MRR and cash growth update

And now I’m going to shoot myself in the foot. MRR has been a lagging indicator, so this graph isn’t nearly as pretty.

Let’s just get it out of the way.

Yep, December to March was a slow and steady death march. It sucked. At the start of each month I’d inevitably be greated by the news that a $500/mo customer wanted to cancel. Then a $250/mo one. And even though I was netting new customers each month, those new customers would inevitably of the $19-49/mo variety. In simple terms, I was losing good customers and gaining less good ones.

I knew at some point the bleeding would have to stop. Eventually, I would churn my last big customer and my MRR would turn the other way. I believe that happened in April (although May 1 literally greeted me with a $500 not-totally-unexpected MRR churn) so from here on it would be up and to the right.

I also still have a fair amount of one-off (including marketplace) transactions to cheer me up, so cash is still livable.

A little case study for those still reading: that January-February drop came from a customer who was accumulating a lot of overage charges. Each overage charge is accompanied by an email receipt, and this one user kept racking them up. I’d been in communication with them at several points to update their credit card, which they promptly did, and I just let it ride. Eventually new management came in and cleaned up their account, pushing them over onto a cheaper plan. That was the big drop. So the point of this case, and the lesson I took away, is to not treat those customers like real revenue. I should have asterisked about $5K/mo as “risky” or “likely to churn” and that would have pegged my MRR lower. That lower MRR might have changed my perspective on marketing activities.

Instead, I admit to getting a little fat and happy in Q4 last year. There’s a roughly 40% drop between my October cash peak and my February cash trough. When you’re relying on your on business to pay the mortgage, that’s a real kick in the ass.

Lesson learned: Be real with yourself about the quality of your revenue.

Other projects

I’m just going to talk about two of them from now on. They’re the only two making money.

Inlistio

Inlistio has really come into its own since my last writing. The tech is great, the customers are happy, and the demos make me feel like shoot, what have I been doing wrong all this time on the Toofr front??

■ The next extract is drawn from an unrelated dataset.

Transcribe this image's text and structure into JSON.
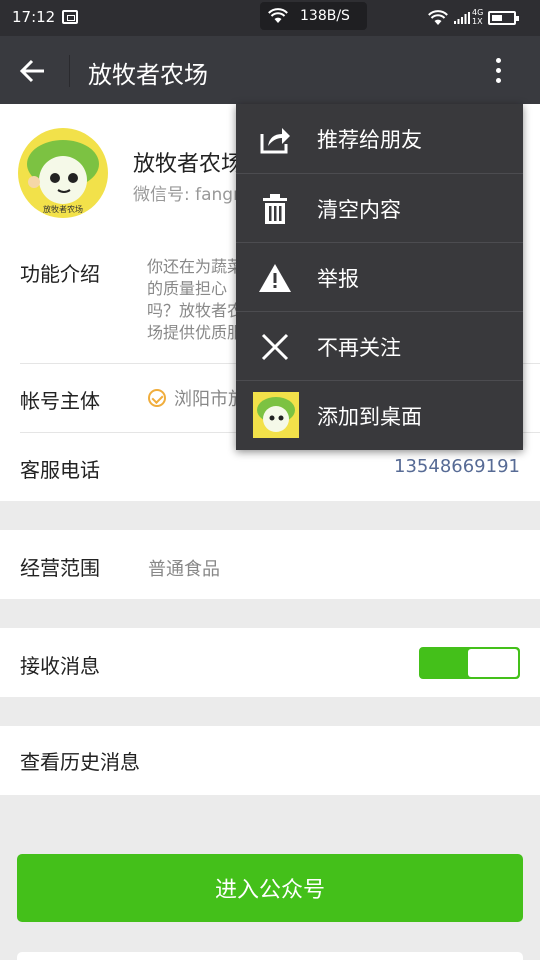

It solves a problem people hate: their contacts change jobs but their CRM data stays the same. They need that data to be dynamic, and Inlistio is the best thing on the market to do just that.

Since December I’ve pulled in almost $20K in Inlistio revenue, a bulk of it from two one-time projects. My goal now is to find a way to make it recurring. I’m confident that with enough regular outreach I’ll get there. Traffic for Inlistio has been climbing too, albeit from a low base.

Voxloca

Voxloca got its first customer recently, a large city in the SF Bay Area running a survey for $3,000. This is my collaboration with a political consultant I got to know from my time interning for (then) Lieutenant Governor John Garamendi. My partner knows the market, knows the customers, and needed a product person to build an SMS-based survey tool.

It’s essentially my first “official” gig as a CTO. It’s been a great experience, and I’m already reaching out to my own local city managers to see if they want to run some surveys too.

We’re disrupting an industry that feels backward and ancient: traditional pollsters who rely on call centers and think email-based surveys are an innovation. We’re SMS-based, faster, cheaper, and better than the traditional pollsters. It’s a fun and really interesting gov-tech project and I hope it continues to make money.